Downtown San Diego wasn't really cool yet, unless you lived in Hillcrest.  With the addition of Horton Plaza, the city started cleaning up a bit.  You could find everything downtown, strip joints, hookers, every drug imaginable and of course the best food at a diner, sandwiched between the strip club and a sleazy jewelry store, that catered towards the young military, nested right on the corner of Broadway and First Street.  I wound up working at the jewelry store, till I found out it was just a front to fly girls back and forth from Chicago, carrying new jewelry, actually drugs, back an forth.  The girls running it, didn't know and I doubt that they would care since they were constantly surrounded by young horny military men, right off of the boat, or school.  But more about that later.
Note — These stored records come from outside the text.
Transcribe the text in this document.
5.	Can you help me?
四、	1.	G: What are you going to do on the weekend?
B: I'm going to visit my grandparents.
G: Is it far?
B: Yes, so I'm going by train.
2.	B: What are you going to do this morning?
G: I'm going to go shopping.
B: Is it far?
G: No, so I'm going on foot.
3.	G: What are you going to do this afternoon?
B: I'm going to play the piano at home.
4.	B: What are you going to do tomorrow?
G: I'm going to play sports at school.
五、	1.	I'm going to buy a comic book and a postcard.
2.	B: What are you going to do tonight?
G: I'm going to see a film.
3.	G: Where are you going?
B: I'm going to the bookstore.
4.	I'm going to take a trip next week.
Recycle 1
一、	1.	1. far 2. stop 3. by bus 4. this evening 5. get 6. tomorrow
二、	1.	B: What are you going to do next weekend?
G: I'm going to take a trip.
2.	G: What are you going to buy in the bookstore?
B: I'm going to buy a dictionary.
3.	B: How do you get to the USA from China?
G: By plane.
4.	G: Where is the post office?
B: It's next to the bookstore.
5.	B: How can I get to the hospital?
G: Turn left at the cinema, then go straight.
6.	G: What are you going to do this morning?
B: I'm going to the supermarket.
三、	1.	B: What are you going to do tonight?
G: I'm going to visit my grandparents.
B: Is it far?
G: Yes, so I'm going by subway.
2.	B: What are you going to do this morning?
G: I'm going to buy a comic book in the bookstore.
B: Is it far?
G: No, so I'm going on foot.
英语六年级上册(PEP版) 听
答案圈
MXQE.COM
It took me about 90 minutes to get to school from the place I called home.  When I started my senior year I was settled in with my job and living arrangement, both of which the family court signed off on.  I personally think that they just wanted me somewhere so I'd stop running away every month.  I was a nuisance, yet since I went to school every day even when I left home, they viewed me as a mature enough adult to do it on my own, since i was basically living on my own. 

My mother didn't even show up to court to fight against anything I wanted.  She spent her time at the bar, drowning her sorrows, feeling sorry for herself and sucking up to anyone that offered to pay her bar tab, since she didn't have my money to drink off of anymore.  She would also have to join the workforce.  She hadn't held down a job since 1969, so this was going to be interesting.